I have noticed that the performance on test data improves if I change the code for :
y_pred = cross_val_predict(clf, X_test, y_test, cv=5)
AUC = metrics.roc_auc_score(y_test, y_pred)
print(AUC)
Indeed, AUC=0.87 for C=1 and 0.9 for C=0.01. Why is the AUC score so much better using cross validation predictions ? Is it because cross validation allows to make predictions on subsets of the test data which do not contain objects/samples which decrease the AUC ?
Looks like you are encountering an overfitting problem, i.e. the classifier trained using the training data is overfitting to the training data. It has poor generalization ability. That is why the performance on the testing dataset isn't good.
cross_val_predict is actually training the classifier using part of your testing data and then predict on the rest. So the performance is much better.
Overall, there seems to be quite some difference between your training and testing datasets. So the classifier with the highest training accuracy doesn't work well on your testing set.

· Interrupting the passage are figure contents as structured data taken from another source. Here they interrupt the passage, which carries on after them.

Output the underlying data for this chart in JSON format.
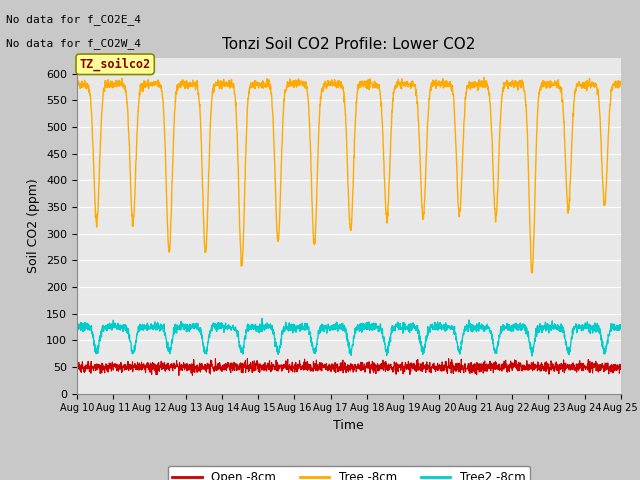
{
  "title": "Tonzi Soil CO2 Profile: Lower CO2",
  "xlabel": "Time",
  "ylabel": "Soil CO2 (ppm)",
  "ylim": [
    0,
    630
  ],
  "yticks": [
    0,
    50,
    100,
    150,
    200,
    250,
    300,
    350,
    400,
    450,
    500,
    550,
    600
  ],
  "no_data_text1": "No data for f_CO2E_4",
  "no_data_text2": "No data for f_CO2W_4",
  "legend_label1": "Open -8cm",
  "legend_label2": "Tree -8cm",
  "legend_label3": "Tree2 -8cm",
  "color_open": "#cc0000",
  "color_tree": "#ffaa00",
  "color_tree2": "#00cccc",
  "legend_box_color": "#ffff99",
  "legend_box_edge": "#888800",
  "legend_box_text": "TZ_soilco2",
  "fig_bg_color": "#c8c8c8",
  "plot_bg_color": "#e8e8e8",
  "n_days": 15,
  "pts_per_day": 144,
  "tree_peak": 580,
  "open_mean": 50,
  "open_noise": 5
}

Another point not directly related with your question: since the number of your training samples is much smaller than the feature dimensions, it may be helpful to perform dimension reduction before feeding to classifier.
It looks like your training and test process are inconsistent. Although from your code you intend to standardize your data, you fail to do so during testing. What I mean:
clf = make_pipeline(StandardScaler(), LogReg)

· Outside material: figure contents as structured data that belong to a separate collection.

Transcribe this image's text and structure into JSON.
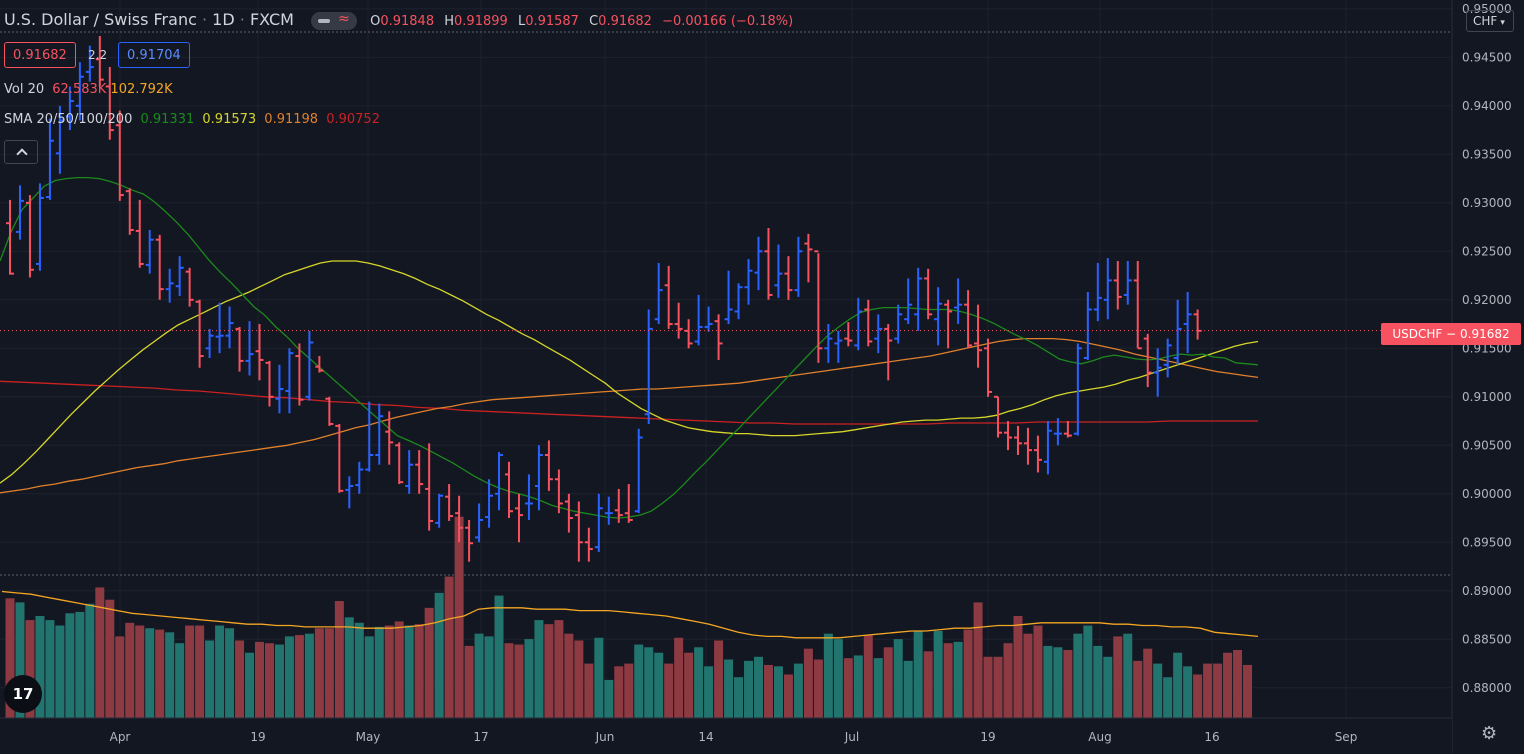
{
  "header": {
    "symbol_title": "U.S. Dollar / Swiss Franc",
    "interval": "1D",
    "exchange": "FXCM",
    "ohlc": {
      "o_label": "O",
      "o": "0.91848",
      "h_label": "H",
      "h": "0.91899",
      "l_label": "L",
      "l": "0.91587",
      "c_label": "C",
      "c": "0.91682",
      "change": "−0.00166 (−0.18%)"
    },
    "bid": "0.91682",
    "spread": "2.2",
    "ask": "0.91704"
  },
  "indicators": {
    "vol": {
      "label": "Vol 20",
      "v1": "62.583K",
      "v2": "102.792K"
    },
    "sma": {
      "label": "SMA 20/50/100/200",
      "v20": "0.91331",
      "v50": "0.91573",
      "v100": "0.91198",
      "v200": "0.90752"
    }
  },
  "axis": {
    "currency": "CHF",
    "last_label": "USDCHF",
    "last_value": "0.91682"
  },
  "colors": {
    "up": "#2962ff",
    "down": "#f7525f",
    "vol_up": "#22756f",
    "vol_down": "#8e3a43",
    "sma20": "#1b8a1b",
    "sma50": "#d6d62a",
    "sma100": "#e0802b",
    "sma200": "#cc2121",
    "vol_ma": "#f5a623"
  },
  "chart_data": {
    "type": "ohlc",
    "y_ticks": [
      "0.95000",
      "0.94500",
      "0.94000",
      "0.93500",
      "0.93000",
      "0.92500",
      "0.92000",
      "0.91500",
      "0.91000",
      "0.90500",
      "0.90000",
      "0.89500",
      "0.89000",
      "0.88500",
      "0.88000"
    ],
    "x_ticks": [
      "Apr",
      "19",
      "May",
      "17",
      "Jun",
      "14",
      "Jul",
      "19",
      "Aug",
      "16",
      "Sep"
    ],
    "ylim": [
      0.8775,
      0.9505
    ],
    "last_price": 0.91682,
    "bars": [
      [
        0.9303,
        0.9226,
        0.9279,
        0.9227
      ],
      [
        0.9318,
        0.9262,
        0.927,
        0.9302
      ],
      [
        0.9308,
        0.9223,
        0.93,
        0.9231
      ],
      [
        0.932,
        0.923,
        0.9237,
        0.9305
      ],
      [
        0.9387,
        0.9303,
        0.9306,
        0.9364
      ],
      [
        0.94,
        0.933,
        0.9351,
        0.9385
      ],
      [
        0.942,
        0.9375,
        0.9389,
        0.9405
      ],
      [
        0.9445,
        0.9385,
        0.94,
        0.943
      ],
      [
        0.9462,
        0.9425,
        0.9435,
        0.944
      ],
      [
        0.9472,
        0.942,
        0.9448,
        0.9427
      ],
      [
        0.944,
        0.9365,
        0.942,
        0.9375
      ],
      [
        0.9395,
        0.9302,
        0.938,
        0.9308
      ],
      [
        0.9315,
        0.9267,
        0.9312,
        0.9272
      ],
      [
        0.9303,
        0.9233,
        0.9271,
        0.9237
      ],
      [
        0.9272,
        0.9227,
        0.9236,
        0.9262
      ],
      [
        0.9267,
        0.92,
        0.9262,
        0.9211
      ],
      [
        0.9232,
        0.9197,
        0.9211,
        0.9217
      ],
      [
        0.9245,
        0.9204,
        0.9214,
        0.9233
      ],
      [
        0.9233,
        0.9193,
        0.9229,
        0.92
      ],
      [
        0.92,
        0.913,
        0.9198,
        0.9142
      ],
      [
        0.917,
        0.914,
        0.915,
        0.9163
      ],
      [
        0.9197,
        0.9145,
        0.9162,
        0.9163
      ],
      [
        0.9193,
        0.915,
        0.9163,
        0.9176
      ],
      [
        0.9172,
        0.9126,
        0.917,
        0.9137
      ],
      [
        0.9178,
        0.9122,
        0.9137,
        0.9144
      ],
      [
        0.9175,
        0.9117,
        0.9147,
        0.9138
      ],
      [
        0.9137,
        0.909,
        0.9135,
        0.91
      ],
      [
        0.9133,
        0.9083,
        0.9098,
        0.9108
      ],
      [
        0.915,
        0.9083,
        0.9106,
        0.9145
      ],
      [
        0.9155,
        0.9091,
        0.9142,
        0.9097
      ],
      [
        0.9168,
        0.9096,
        0.91,
        0.9156
      ],
      [
        0.9142,
        0.9125,
        0.9131,
        0.9127
      ],
      [
        0.91,
        0.907,
        0.9098,
        0.9072
      ],
      [
        0.9072,
        0.9001,
        0.907,
        0.9003
      ],
      [
        0.9018,
        0.8985,
        0.9004,
        0.9008
      ],
      [
        0.9033,
        0.9,
        0.9009,
        0.9025
      ],
      [
        0.9095,
        0.9023,
        0.9025,
        0.904
      ],
      [
        0.9093,
        0.903,
        0.904,
        0.908
      ],
      [
        0.9085,
        0.903,
        0.9064,
        0.9053
      ],
      [
        0.9053,
        0.901,
        0.905,
        0.9012
      ],
      [
        0.9045,
        0.9,
        0.9008,
        0.903
      ],
      [
        0.9045,
        0.9,
        0.903,
        0.901
      ],
      [
        0.9052,
        0.8962,
        0.9005,
        0.8972
      ],
      [
        0.9,
        0.8965,
        0.897,
        0.8998
      ],
      [
        0.901,
        0.8972,
        0.8997,
        0.8977
      ],
      [
        0.8998,
        0.895,
        0.898,
        0.8965
      ],
      [
        0.8973,
        0.893,
        0.8965,
        0.8949
      ],
      [
        0.899,
        0.895,
        0.8955,
        0.8973
      ],
      [
        0.9015,
        0.8965,
        0.8976,
        0.8998
      ],
      [
        0.9043,
        0.8983,
        0.9,
        0.904
      ],
      [
        0.9033,
        0.8975,
        0.902,
        0.8982
      ],
      [
        0.9,
        0.895,
        0.8985,
        0.8978
      ],
      [
        0.902,
        0.8973,
        0.899,
        0.899
      ],
      [
        0.905,
        0.8983,
        0.9008,
        0.904
      ],
      [
        0.9055,
        0.9003,
        0.904,
        0.9015
      ],
      [
        0.9025,
        0.898,
        0.9015,
        0.899
      ],
      [
        0.9,
        0.896,
        0.8992,
        0.8975
      ],
      [
        0.8992,
        0.893,
        0.8978,
        0.895
      ],
      [
        0.8965,
        0.893,
        0.895,
        0.8943
      ],
      [
        0.9,
        0.894,
        0.8945,
        0.8985
      ],
      [
        0.8997,
        0.8968,
        0.898,
        0.898
      ],
      [
        0.9005,
        0.897,
        0.8983,
        0.8978
      ],
      [
        0.901,
        0.897,
        0.898,
        0.8973
      ],
      [
        0.9067,
        0.898,
        0.8982,
        0.9058
      ],
      [
        0.919,
        0.9072,
        0.9082,
        0.917
      ],
      [
        0.9238,
        0.9175,
        0.918,
        0.921
      ],
      [
        0.9235,
        0.917,
        0.9215,
        0.9175
      ],
      [
        0.9197,
        0.916,
        0.9175,
        0.917
      ],
      [
        0.918,
        0.915,
        0.9168,
        0.9155
      ],
      [
        0.9205,
        0.9153,
        0.9157,
        0.9172
      ],
      [
        0.9193,
        0.9167,
        0.9172,
        0.9175
      ],
      [
        0.9185,
        0.9138,
        0.9178,
        0.9155
      ],
      [
        0.923,
        0.9175,
        0.918,
        0.919
      ],
      [
        0.9217,
        0.918,
        0.9188,
        0.9213
      ],
      [
        0.9242,
        0.9195,
        0.9213,
        0.923
      ],
      [
        0.9265,
        0.921,
        0.9228,
        0.925
      ],
      [
        0.9274,
        0.92,
        0.925,
        0.9205
      ],
      [
        0.9257,
        0.9202,
        0.9215,
        0.9227
      ],
      [
        0.9245,
        0.92,
        0.9227,
        0.921
      ],
      [
        0.9265,
        0.9203,
        0.921,
        0.925
      ],
      [
        0.9268,
        0.9218,
        0.9258,
        0.9252
      ],
      [
        0.9248,
        0.9135,
        0.925,
        0.915
      ],
      [
        0.9175,
        0.9135,
        0.915,
        0.916
      ],
      [
        0.9168,
        0.9135,
        0.9155,
        0.9158
      ],
      [
        0.9177,
        0.9152,
        0.916,
        0.9158
      ],
      [
        0.9202,
        0.9148,
        0.9153,
        0.9188
      ],
      [
        0.92,
        0.9152,
        0.919,
        0.9157
      ],
      [
        0.9185,
        0.9145,
        0.916,
        0.917
      ],
      [
        0.9175,
        0.9117,
        0.917,
        0.9158
      ],
      [
        0.9195,
        0.9155,
        0.916,
        0.9185
      ],
      [
        0.9222,
        0.9175,
        0.918,
        0.9195
      ],
      [
        0.9233,
        0.9168,
        0.9185,
        0.9222
      ],
      [
        0.9232,
        0.918,
        0.9222,
        0.9185
      ],
      [
        0.9213,
        0.9153,
        0.918,
        0.9196
      ],
      [
        0.92,
        0.915,
        0.9195,
        0.9188
      ],
      [
        0.9222,
        0.9175,
        0.9192,
        0.9195
      ],
      [
        0.921,
        0.915,
        0.9195,
        0.9153
      ],
      [
        0.9195,
        0.913,
        0.9155,
        0.9148
      ],
      [
        0.916,
        0.91,
        0.915,
        0.9105
      ],
      [
        0.91,
        0.9058,
        0.91,
        0.9063
      ],
      [
        0.9075,
        0.9045,
        0.9063,
        0.9058
      ],
      [
        0.907,
        0.904,
        0.9058,
        0.9052
      ],
      [
        0.9068,
        0.903,
        0.9052,
        0.9045
      ],
      [
        0.906,
        0.9022,
        0.9045,
        0.9035
      ],
      [
        0.9075,
        0.902,
        0.9033,
        0.9065
      ],
      [
        0.9078,
        0.905,
        0.9062,
        0.9062
      ],
      [
        0.9075,
        0.9058,
        0.9062,
        0.906
      ],
      [
        0.9155,
        0.906,
        0.9062,
        0.915
      ],
      [
        0.9208,
        0.9138,
        0.914,
        0.919
      ],
      [
        0.9238,
        0.9178,
        0.919,
        0.9202
      ],
      [
        0.9243,
        0.918,
        0.92,
        0.922
      ],
      [
        0.924,
        0.919,
        0.922,
        0.9203
      ],
      [
        0.924,
        0.9195,
        0.9205,
        0.922
      ],
      [
        0.924,
        0.915,
        0.922,
        0.915
      ],
      [
        0.9165,
        0.911,
        0.916,
        0.9125
      ],
      [
        0.915,
        0.91,
        0.9125,
        0.913
      ],
      [
        0.916,
        0.912,
        0.9133,
        0.9153
      ],
      [
        0.92,
        0.9133,
        0.914,
        0.917
      ],
      [
        0.9208,
        0.9145,
        0.9175,
        0.9185
      ],
      [
        0.919,
        0.9159,
        0.9185,
        0.9168
      ]
    ],
    "vol_ylim": [
      0,
      125
    ],
    "volume": [
      88,
      85,
      72,
      75,
      72,
      68,
      77,
      78,
      84,
      96,
      87,
      60,
      70,
      68,
      66,
      65,
      63,
      55,
      68,
      68,
      57,
      68,
      66,
      57,
      48,
      56,
      55,
      54,
      60,
      61,
      62,
      66,
      66,
      86,
      74,
      70,
      60,
      67,
      68,
      71,
      68,
      69,
      81,
      92,
      104,
      148,
      53,
      62,
      60,
      90,
      55,
      54,
      58,
      72,
      69,
      72,
      62,
      57,
      40,
      59,
      28,
      38,
      40,
      54,
      52,
      48,
      40,
      59,
      48,
      52,
      38,
      57,
      43,
      30,
      42,
      45,
      39,
      38,
      32,
      40,
      51,
      43,
      62,
      58,
      44,
      46,
      61,
      44,
      52,
      58,
      42,
      64,
      49,
      64,
      55,
      56,
      65,
      85,
      45,
      45,
      55,
      75,
      62,
      68,
      53,
      52,
      50,
      62,
      68,
      53,
      45,
      60,
      62,
      42,
      51,
      40,
      30,
      48,
      38,
      32,
      40,
      40,
      48,
      50,
      39
    ],
    "sma20": [
      0.924,
      0.927,
      0.9293,
      0.9305,
      0.9317,
      0.9323,
      0.9325,
      0.9326,
      0.9326,
      0.9325,
      0.9322,
      0.9318,
      0.9313,
      0.9309,
      0.9301,
      0.9291,
      0.928,
      0.9268,
      0.9254,
      0.924,
      0.9228,
      0.9217,
      0.9205,
      0.9193,
      0.9184,
      0.9172,
      0.9162,
      0.915,
      0.914,
      0.913,
      0.912,
      0.911,
      0.91,
      0.909,
      0.908,
      0.907,
      0.906,
      0.9055,
      0.905,
      0.9044,
      0.9038,
      0.9032,
      0.9025,
      0.9018,
      0.9012,
      0.9007,
      0.9003,
      0.9,
      0.8997,
      0.8993,
      0.8988,
      0.8985,
      0.8982,
      0.898,
      0.8978,
      0.8976,
      0.8975,
      0.8976,
      0.8978,
      0.8982,
      0.899,
      0.8999,
      0.901,
      0.9022,
      0.9033,
      0.9045,
      0.9057,
      0.9068,
      0.908,
      0.9092,
      0.9104,
      0.9116,
      0.9128,
      0.914,
      0.9152,
      0.9163,
      0.9172,
      0.918,
      0.9187,
      0.919,
      0.9192,
      0.9192,
      0.9192,
      0.9191,
      0.919,
      0.919,
      0.919,
      0.9188,
      0.9185,
      0.9181,
      0.9176,
      0.917,
      0.9164,
      0.9159,
      0.9153,
      0.9146,
      0.9139,
      0.9136,
      0.9134,
      0.9137,
      0.9141,
      0.9143,
      0.9141,
      0.9139,
      0.9138,
      0.9139,
      0.9142,
      0.9144,
      0.9143,
      0.9144,
      0.9141,
      0.914,
      0.9135,
      0.9134,
      0.9133
    ],
    "sma50": [
      0.9011,
      0.902,
      0.9031,
      0.9043,
      0.9056,
      0.9069,
      0.9082,
      0.9094,
      0.9106,
      0.9117,
      0.9128,
      0.9138,
      0.9148,
      0.9157,
      0.9166,
      0.9174,
      0.918,
      0.9186,
      0.9192,
      0.9198,
      0.9203,
      0.9208,
      0.9214,
      0.922,
      0.9226,
      0.923,
      0.9234,
      0.9238,
      0.924,
      0.924,
      0.924,
      0.9238,
      0.9235,
      0.9231,
      0.9227,
      0.9222,
      0.9216,
      0.9211,
      0.9205,
      0.9199,
      0.9192,
      0.9185,
      0.9179,
      0.9172,
      0.9165,
      0.9159,
      0.9152,
      0.9145,
      0.9138,
      0.913,
      0.9122,
      0.9114,
      0.9104,
      0.9096,
      0.9088,
      0.9082,
      0.9076,
      0.9072,
      0.9068,
      0.9066,
      0.9064,
      0.9063,
      0.9062,
      0.9062,
      0.9061,
      0.906,
      0.906,
      0.906,
      0.9061,
      0.9062,
      0.9063,
      0.9064,
      0.9066,
      0.9068,
      0.907,
      0.9072,
      0.9074,
      0.9075,
      0.9076,
      0.9076,
      0.9077,
      0.9078,
      0.9078,
      0.9079,
      0.9081,
      0.9085,
      0.9088,
      0.9092,
      0.9097,
      0.9101,
      0.9104,
      0.9106,
      0.9108,
      0.911,
      0.9113,
      0.9117,
      0.912,
      0.9124,
      0.9128,
      0.9132,
      0.9136,
      0.914,
      0.9144,
      0.9148,
      0.9152,
      0.9155,
      0.9157
    ],
    "sma100": [
      0.9001,
      0.9003,
      0.9005,
      0.9008,
      0.901,
      0.9013,
      0.9015,
      0.9018,
      0.9021,
      0.9024,
      0.9027,
      0.9029,
      0.9031,
      0.9034,
      0.9036,
      0.9038,
      0.904,
      0.9042,
      0.9044,
      0.9046,
      0.9048,
      0.905,
      0.9053,
      0.9056,
      0.906,
      0.9064,
      0.9068,
      0.9071,
      0.9075,
      0.9079,
      0.9082,
      0.9085,
      0.9088,
      0.909,
      0.9093,
      0.9095,
      0.9097,
      0.9098,
      0.9099,
      0.91,
      0.9101,
      0.9102,
      0.9103,
      0.9104,
      0.9105,
      0.9106,
      0.9107,
      0.9108,
      0.9108,
      0.9109,
      0.911,
      0.9111,
      0.9112,
      0.9113,
      0.9114,
      0.9116,
      0.9118,
      0.912,
      0.9122,
      0.9124,
      0.9126,
      0.9128,
      0.913,
      0.9132,
      0.9134,
      0.9136,
      0.9138,
      0.914,
      0.9142,
      0.9145,
      0.9148,
      0.9151,
      0.9154,
      0.9157,
      0.9159,
      0.916,
      0.916,
      0.916,
      0.9159,
      0.9157,
      0.9154,
      0.9151,
      0.9148,
      0.9144,
      0.9141,
      0.9138,
      0.9135,
      0.9132,
      0.9129,
      0.9126,
      0.9124,
      0.9122,
      0.912
    ],
    "sma200": [
      0.9116,
      0.9115,
      0.9114,
      0.9113,
      0.9112,
      0.9111,
      0.911,
      0.9109,
      0.9107,
      0.9106,
      0.9104,
      0.9102,
      0.91,
      0.9099,
      0.9097,
      0.9095,
      0.9094,
      0.9092,
      0.9091,
      0.9089,
      0.9088,
      0.9086,
      0.9085,
      0.9084,
      0.9083,
      0.9082,
      0.9081,
      0.908,
      0.9079,
      0.9078,
      0.9077,
      0.9076,
      0.9075,
      0.9074,
      0.9073,
      0.9073,
      0.9072,
      0.9072,
      0.9072,
      0.9072,
      0.9072,
      0.9072,
      0.9072,
      0.9073,
      0.9073,
      0.9073,
      0.9073,
      0.9074,
      0.9074,
      0.9074,
      0.9074,
      0.9074,
      0.9074,
      0.9075,
      0.9075,
      0.9075,
      0.9075,
      0.9075
    ],
    "vol_ma": [
      93,
      92,
      91,
      89,
      87,
      85,
      83,
      81,
      79,
      77,
      76,
      75,
      74,
      73,
      72,
      71,
      70,
      69,
      69,
      68,
      68,
      67,
      67,
      67,
      67,
      66,
      66,
      66,
      67,
      68,
      70,
      73,
      75,
      80,
      81,
      81,
      81,
      80,
      80,
      80,
      79,
      79,
      79,
      78,
      77,
      76,
      75,
      73,
      71,
      69,
      66,
      63,
      61,
      60,
      60,
      59,
      59,
      59,
      59,
      60,
      61,
      62,
      63,
      64,
      64,
      65,
      66,
      66,
      67,
      68,
      68,
      69,
      70,
      70,
      70,
      70,
      70,
      69,
      69,
      68,
      68,
      67,
      67,
      66,
      63,
      62,
      61,
      60
    ]
  }
}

LogReg.fit(X_train, y_train)
Although you define a pipeline, you do not fit the pipeline (clf.fit) but only the Logistic Regression. This matters, because your cross-validated score is calculated with the pipeline (CV_score = cross_val_score(clf, X_train, y_train, cv=10, scoring='roc_auc')) but during test instead of using the pipeline as expected to predict, you use only LogReg, hence the test data are not standardized.
The second point you raise is different. In y_pred = cross_val_predict(clf, X_test, y_test, cv=5)

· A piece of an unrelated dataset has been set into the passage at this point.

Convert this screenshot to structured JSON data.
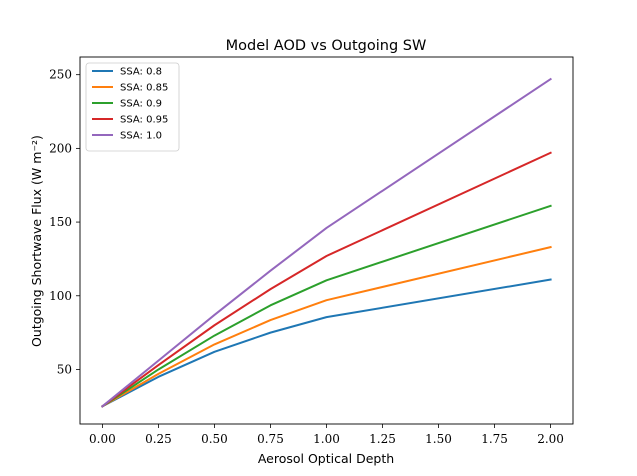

you get predictions by doing cross-validation on the test data, while ignoring the train data. Here, you do data standardization since you use clf and thus your score is high; this is evidence that the standardization step is important.
To summarize, standardizing the test data, I believe will improve your test score.
Firstly it makes no sense to have 258 features for 60 training items. Secondly CV=10 for 60 items means you split the data into 10 train/test sets. Each of these has 6 items only in the test set. So whatever results you obtain will be useless. You need more training data and less features.